According to the Justice Department, Alexandra Gehrke, 39, and Jeffrey King, 46, both of Phoenix, conspired with others to submit fraudulent claims for amniotic wound grafts applied to elderly and terminally ill patients. Gehrke owned and operated Apex Medical LLC and Viking Medical Consultants LLC, which worked with untrained sales representatives to find patients with wounds and order grafts from a specific distributor. The representatives were financially incentivized to order larger grafts, regardless of medical necessity, to maximize insurance reimbursements.

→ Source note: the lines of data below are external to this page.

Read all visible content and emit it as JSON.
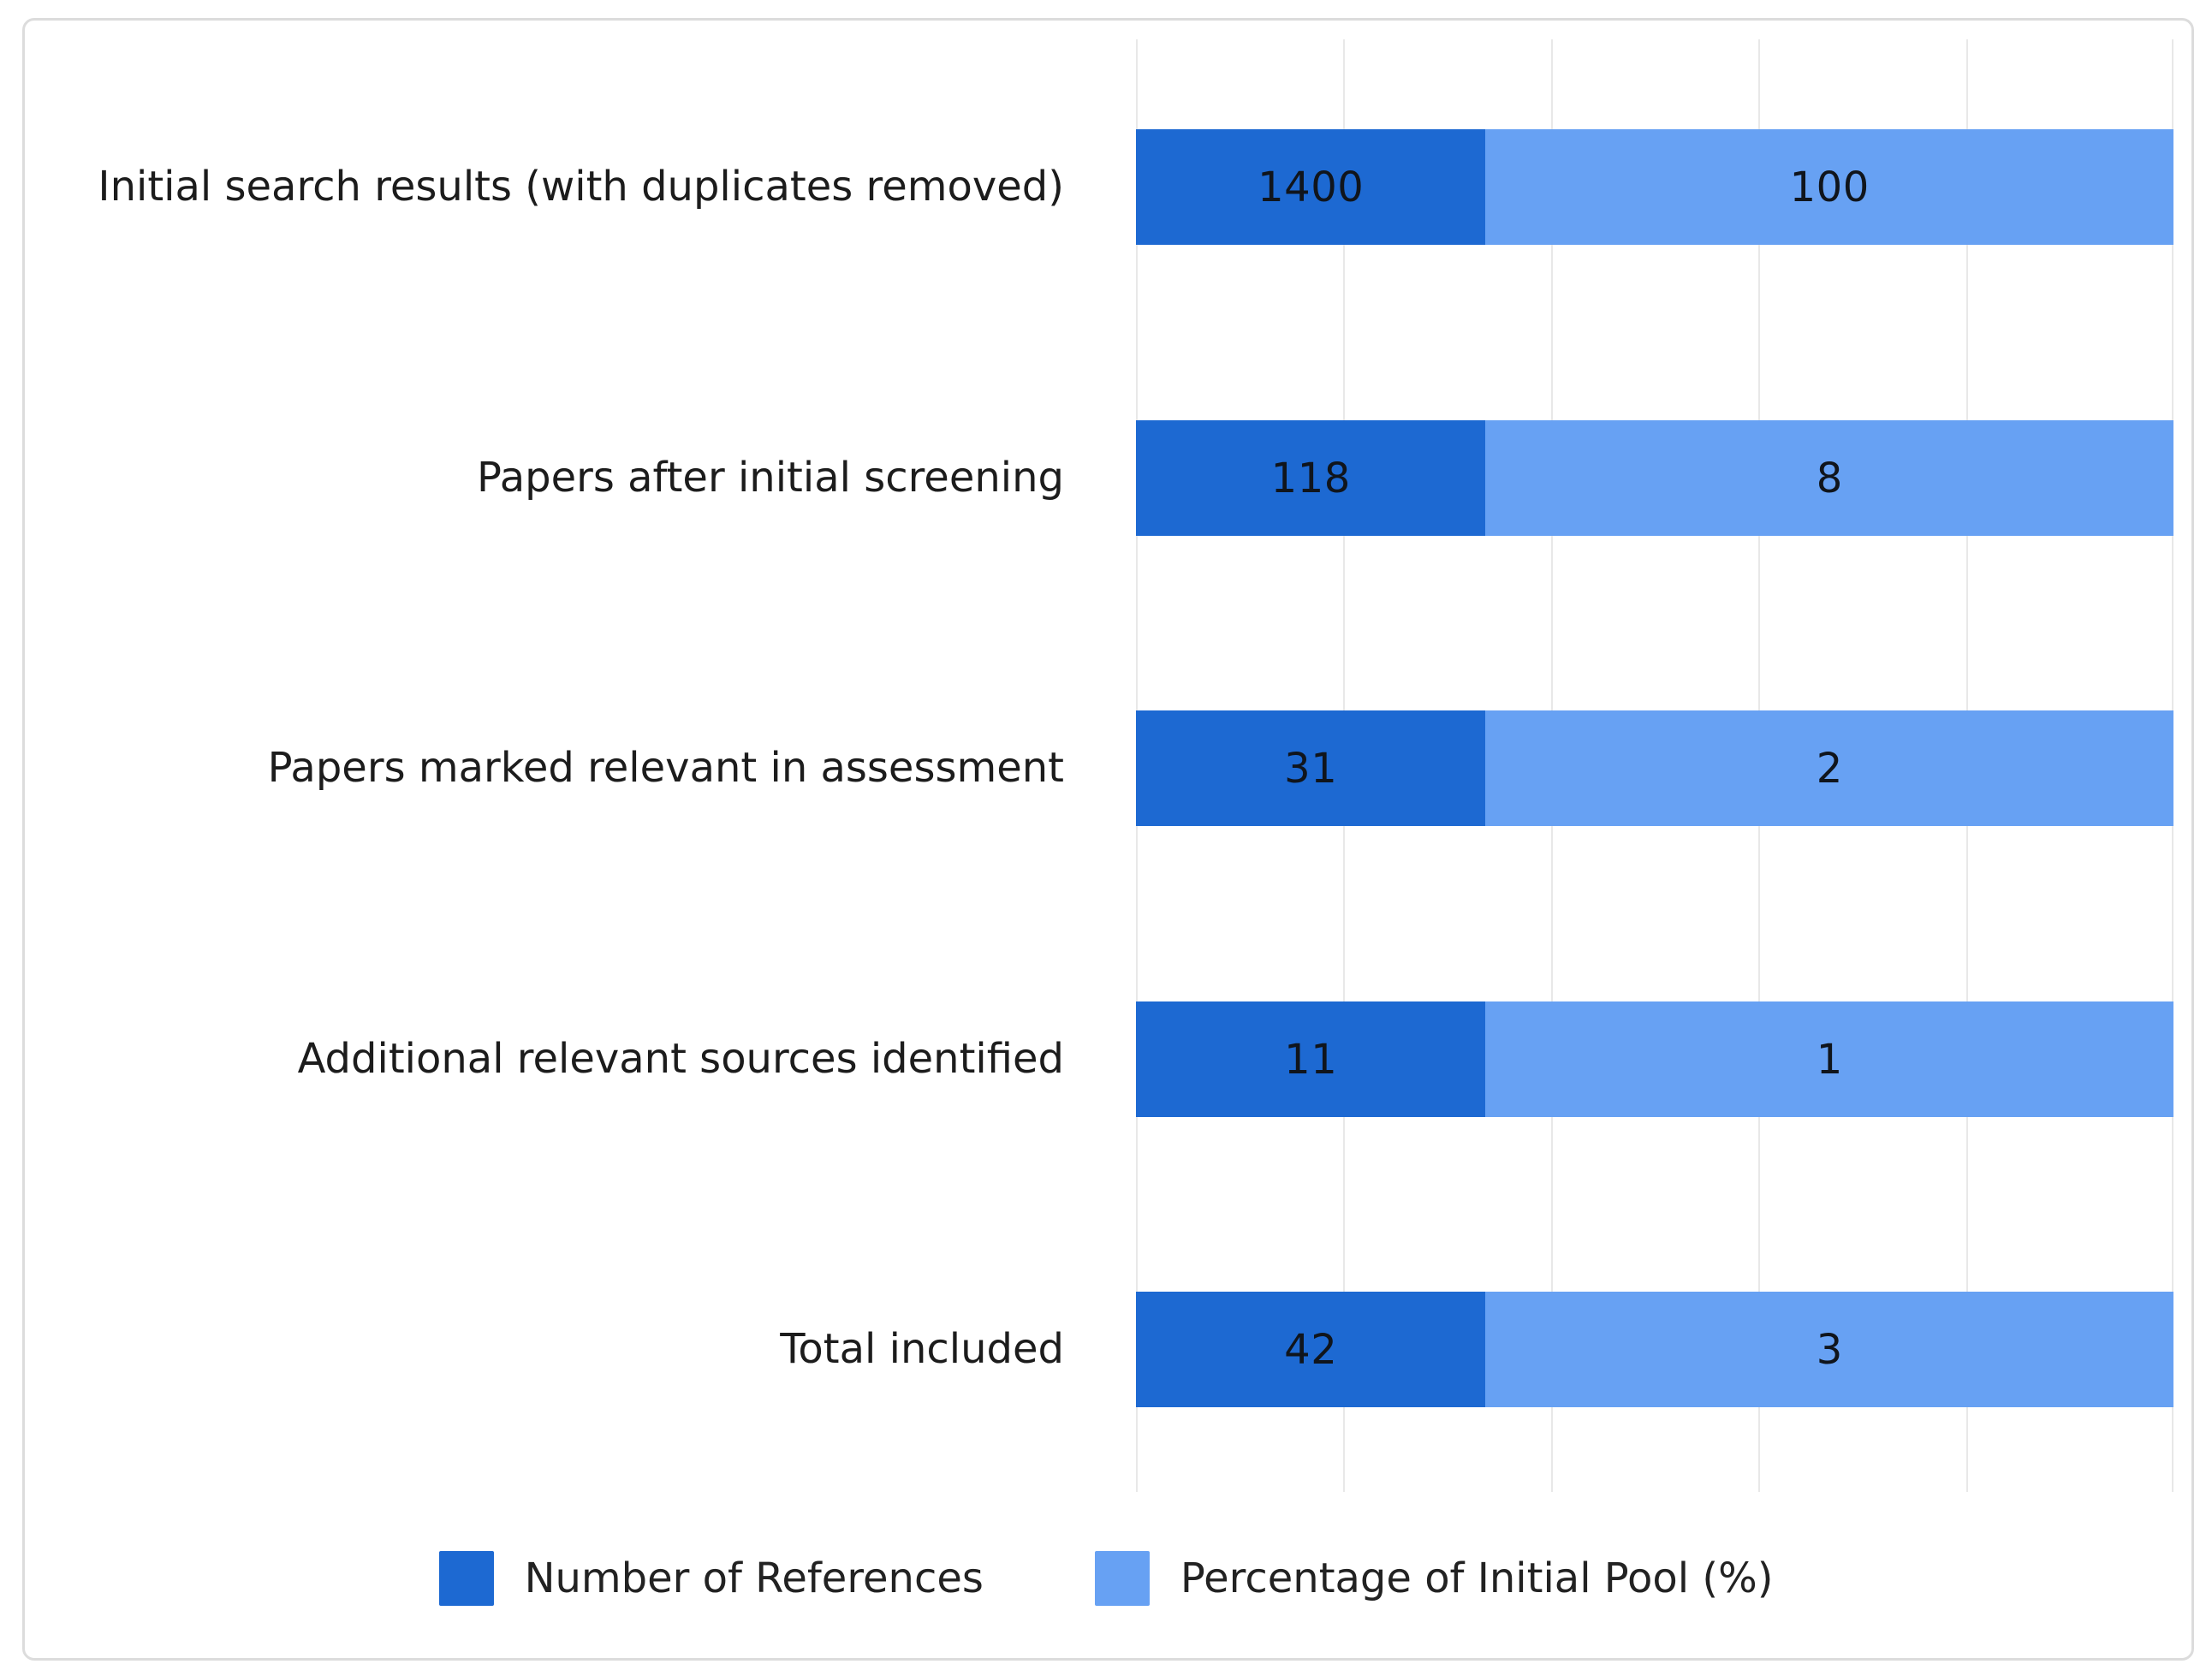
{
  "chart_data": {
    "type": "bar",
    "orientation": "horizontal",
    "stacked": true,
    "title": "",
    "xlabel": "",
    "ylabel": "",
    "categories": [
      "Initial search results (with duplicates removed)",
      "Papers after initial screening",
      "Papers marked relevant in assessment",
      "Additional relevant sources identified",
      "Total included"
    ],
    "series": [
      {
        "name": "Number of References",
        "color": "#1d69d2",
        "values": [
          1400,
          118,
          31,
          11,
          42
        ]
      },
      {
        "name": "Percentage of Initial Pool (%)",
        "color": "#67a1f3",
        "values": [
          100,
          8,
          2,
          1,
          3
        ]
      }
    ],
    "layout_hints": {
      "bars_drawn_uniform_width": true,
      "dark_segment_fraction": 0.337,
      "light_segment_fraction": 0.663,
      "value_labels_inside_segments": true,
      "vertical_gridlines": 6,
      "grid_on": true,
      "legend_position": "bottom"
    },
    "colors": {
      "references_blue": "#1d69d2",
      "percentage_blue": "#67a1f3",
      "gridline_gray": "#e8e8e8",
      "panel_border_gray": "#dcdcdc",
      "text_color": "#1c1c1c"
    }
  }
}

Gehrke’s companies received more than $279 million in kickbacks from the graft distributor. A company co-owned by King then applied the grafts, billing Medicare, TRICARE, CHAMPVA, and private insurers for the procedures. Prosecutors say nurse practitioners were directed to follow orders from sales representatives rather than using their medical judgment, leading to unnecessary treatments, including grafts applied to healed or infected wounds.
Between November 2022 and May 2024, the scheme generated more than $1.2 billion in fraudulent claims, with insurers paying out approximately $615 million. In their plea agreements, Gehrke and King agreed to pay restitution of $615 million and $606 million, respectively, and forfeit over $410 million in fraud proceeds. Authorities have already seized nearly $100 million in assets, including luxury vehicles, bank accounts, life insurance annuities, and jewelry.
Gehrke pleaded guilty in October 2024 and is set for sentencing on Feb. 11, facing up to 20 years in prison. King entered his guilty plea on Jan. 31 and awaits a sentencing date, also facing a maximum 20-year term.
The FBI, the Department of Health and Human Services Office of Inspector General, the Defense Criminal Investigative Service, and the Department of Veterans Affairs Office of Inspector General investigated the case. The Justice Department’s Health Care Fraud Strike Force led the prosecution.